Мама вопросительно улыбалась, ждала, и он продолжил:
— Если я приглашу вас с дочкой к себе, пересидеть зной, то вы, конечно же, откажетесь, потому что ходить в гости к незнакомцам не принято. От скуки и огорчения я приготовлю лимонад, но забуду о нем, потому что буду пить вино — сегодня очень грустный день. Таким образом, мы приходим к утверждению: лимонад — скиснет. — Он картинно взмахнул длинными ресницами, изображая поэтическую грусть.
Мама рассмеялась:
— Ну хорошо, а где вы живете?
— Да в двух шагах отсюда.
Так мы вновь оказались возле дома, увитого плющом.
— Постойте, разве не к вам сегодня приезжала перевозка? — спросила мама.
— К моей жене. Сегодня она уехала навсегда.
— И уже спустя пару часов вы…
— Послушайте, она уехала давно, полгода назад. Сегодня вернулась лишь забрать вещи. И кстати, разве вас не успокаивает тот факт, что как минимум одна особа вырвалась живой из страшной обители Синей Бороды?
Нас встретила большая овчарка с таким выражением материнской заботы на лице, что стало неудобно за легкомысленную болтовню. Мы стояли посреди большого двора, по обе стороны от которого, вплотную друг к другу, теснились сараи. Итамар провел нас к большому столу под старым эвкалиптом.
— Итак, лимонад?
Сладкие воды того лета — я помню их вкус до сих пор. Знаменитый Итамаров лимонад был зеленым. Итамар мелко-мелко крошил туда мяту, стуча по доске мясницким резаком, которого я боялась. Зато как он светился в стакане, словно море в светлую лунную ночь — сходство довершал ломтик лимона, тонущий в зеленой глубине, как яркий тропический месяц. Совсем другой субстанцией был квас. Вначале Итамар освоил обычный, хлебный; он научился его готовить у русского инженера Изи, но творчески переосмыслил рецепт и вот уже чередовал попеременно лимонно-изюмный и — это уже была и вовсе фантастика — розовый, с добавлением клубничного сиропа. Но это все будет позже, а в тот день, сидя в тени эвкалипта и болтая, мы не заметили, как прошло два часа. Мама встала, подошла к кусту шиповника, под которым дремала Пальма Сиона (так звали овчарку), и почесала собаке жесткий загривок.

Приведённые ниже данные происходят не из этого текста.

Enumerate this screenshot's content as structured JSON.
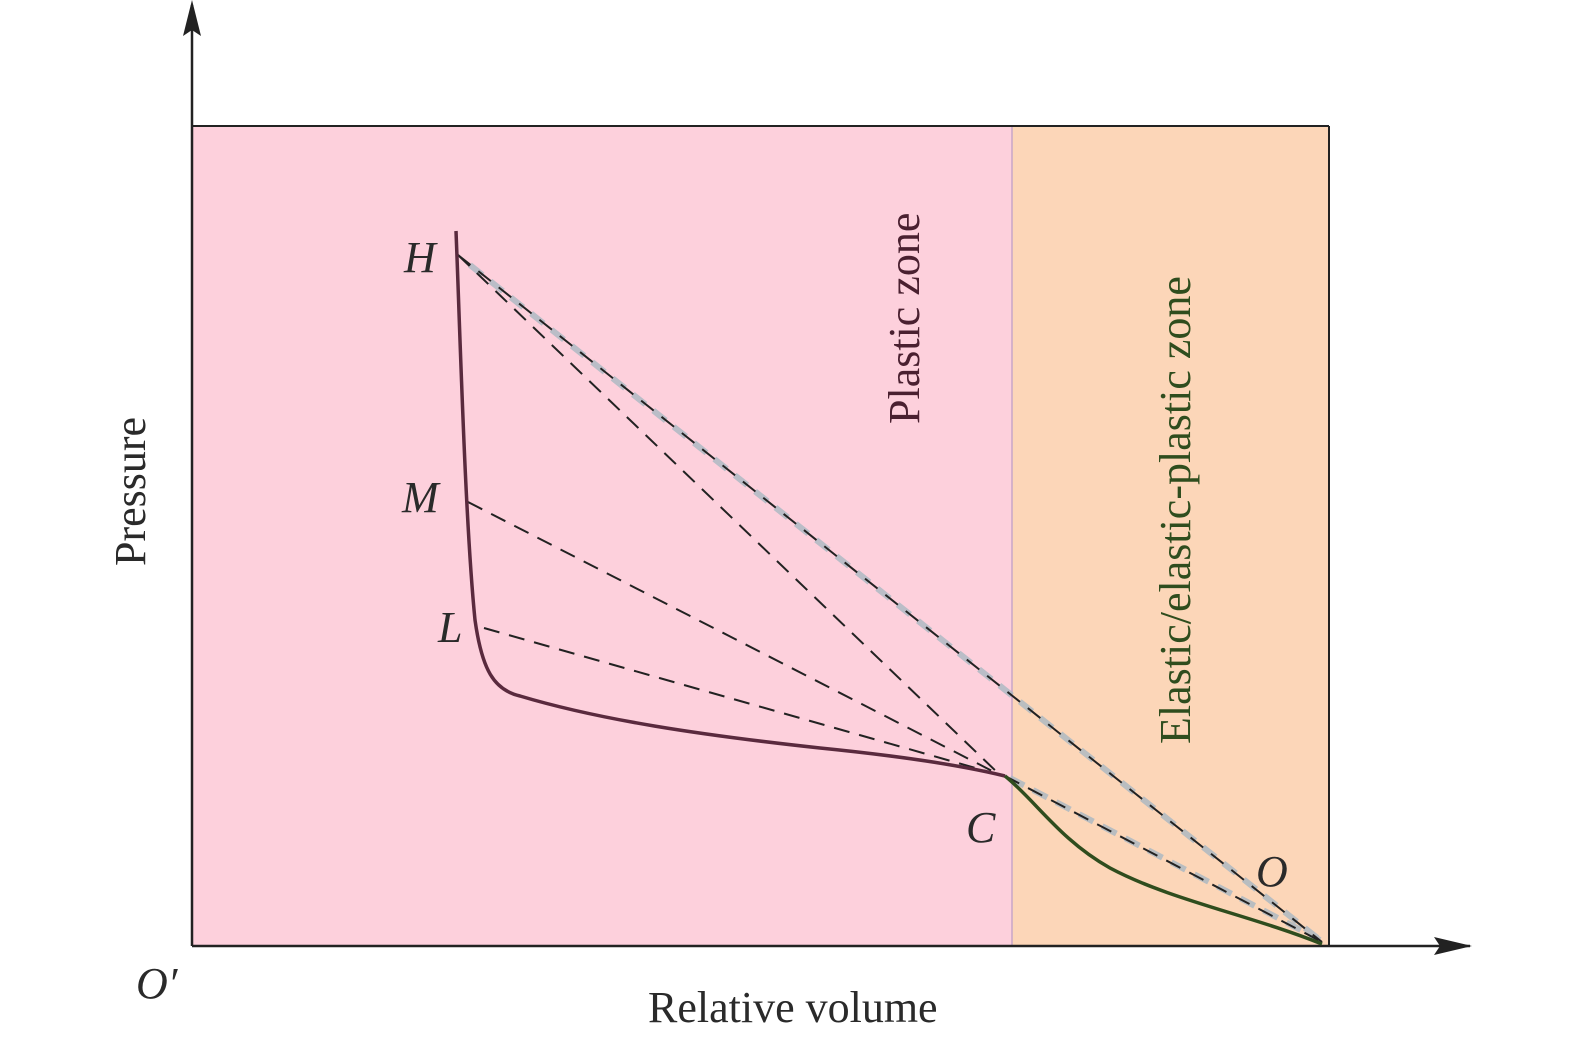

«Она хочет прикоснуться к его волосам, — вдруг ясно поняла я, — но не запустить в них руку, а прижать и почувствовать, как они пружинят под ладонью».
— Нам пора, — сказала мама. — Теперь-то уже не мертвый час, попутки появятся.
— Постойте! — Итамар вскочил, чуть не опрокинув свой стакан. — Погодите, вам еще что-то покажу. Сейчас, я быстро… Ключи возьму в доме, вы только не уходите. Спустя пару секунд он появился с огромной связкой ключей. «И в самом деле, словно Синяя Борода», — подумала я. Мы вновь вышли во двор, где ряд одноэтажных построек напоминал короткую улицу. Итамар подошел к огромным деревянным ящикам, стоявшим у одной из пристроек, и отпер один. Мы заглянули внутрь. Вначале мне показалось, что ящик наполнен винными пробками, но потом я разглядела, что это деревянные детальки. Он зачерпнул горсть, поднес поближе, чтобы мы разглядели:
— Вот в этом ящике верблюды, бегемоты и зебры, в следующем — слоны и жирафы. Здесь весь Ноев Ковчег, его нужно только собрать. — Теперь уже я тоже видела и детали самого ковчега, и части, из которых можно было составить животных.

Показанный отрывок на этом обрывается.